The ghost and the invisible man
The ghost and the invisible man who?
Long time no see!

Knock, knock
Who's there?
Frank
Frank who?
Frankenstein!

Jokes

Robert: Did you hear about the goblin that lost his left leg and his left arm?
Alan: No, is he ok?
Robert: Yes. He's all right now!
 

A guy named Billie Bob Joe goes to a costume dress party with a girl on his back.

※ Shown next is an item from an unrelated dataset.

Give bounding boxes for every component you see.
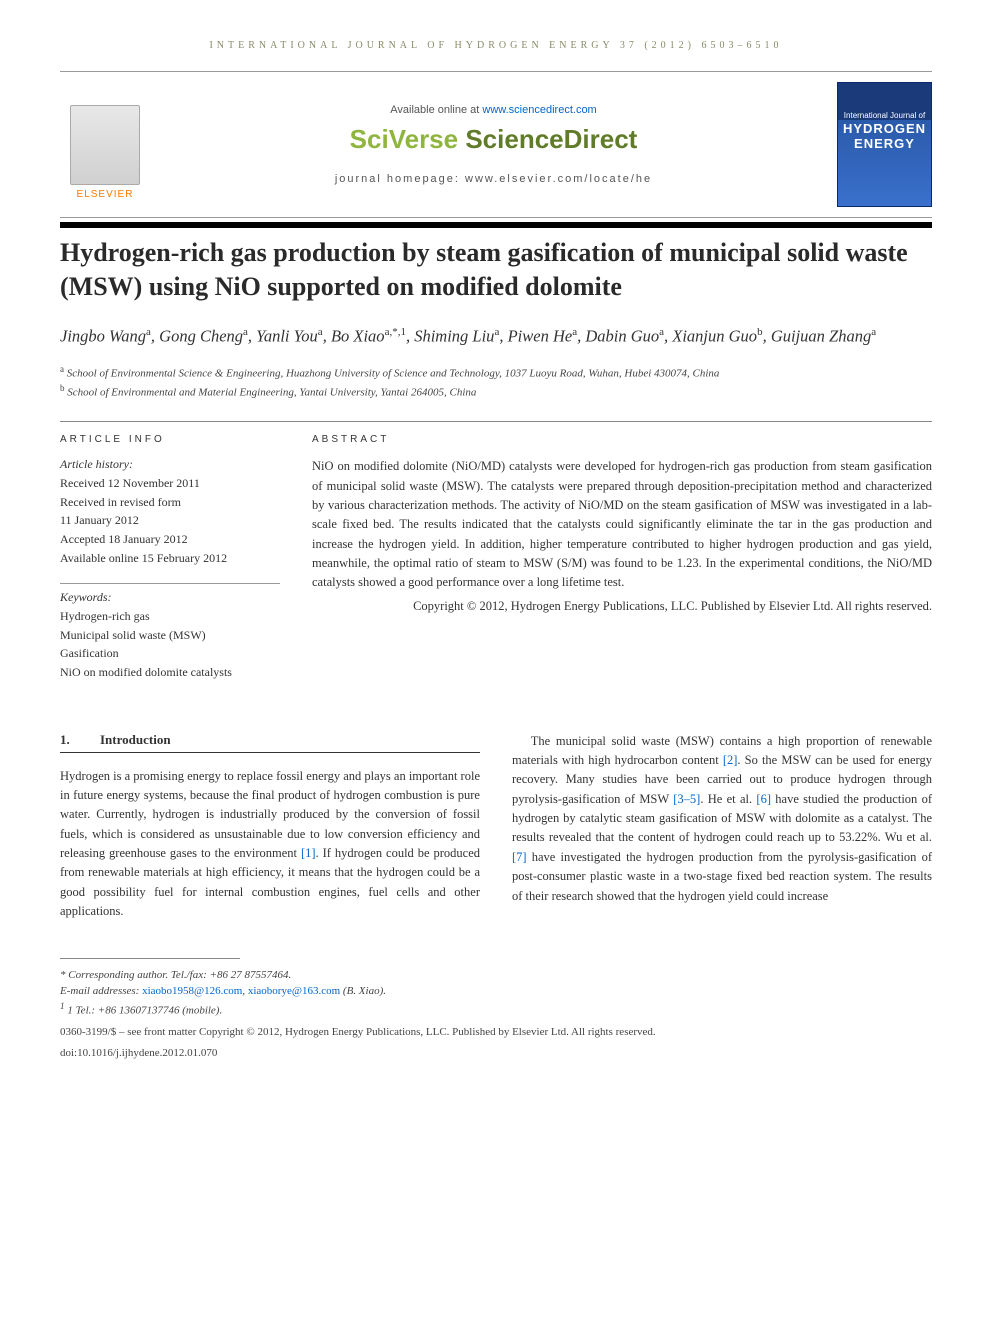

Harold, answering the door: What are you supposed to be?
Billie Bob Joe: A turtle.
Harold: What do you mean?
Billie Bob Joe: The girl on my back is Michelle.
 

Monster: It is a very hot day today!
Witch: So, can I make you a lemonade?
Monster: Yes!
Witch: Poof! You're lemonade!
 

A skeleton went to the doctor. The doctor looked at the skeleton and said, "Aren't you a little late?"
 

A skeleton walks in to a bar. He goes to the bartender and says, "I'm going to need a beer and a mop."
 

Patty came up to a boy with a sheet over his head on Halloween and asked, "Are you a ghost?"
The boy replied, "No, of course not! I'm an unmade bed!"
 

A ghost had been staying in a bed and breakfast hotel and when he came down for dinner he asked the waitress, "Please can I have two eggs, one tough and one rubbery, really tough bacon and burned, fried bread?"
The waitress said, "Sir, we really can't serve that kind of horrid food here."
The ghost replied, "Well, you did yesterday!"
 

Patient: Doctor, I think that I've been bitten by a vampire.
Doctor: Drink this glass of water.
Patient: Will it make me better?
Doctor: No, but I'll be able to see if your neck leaks.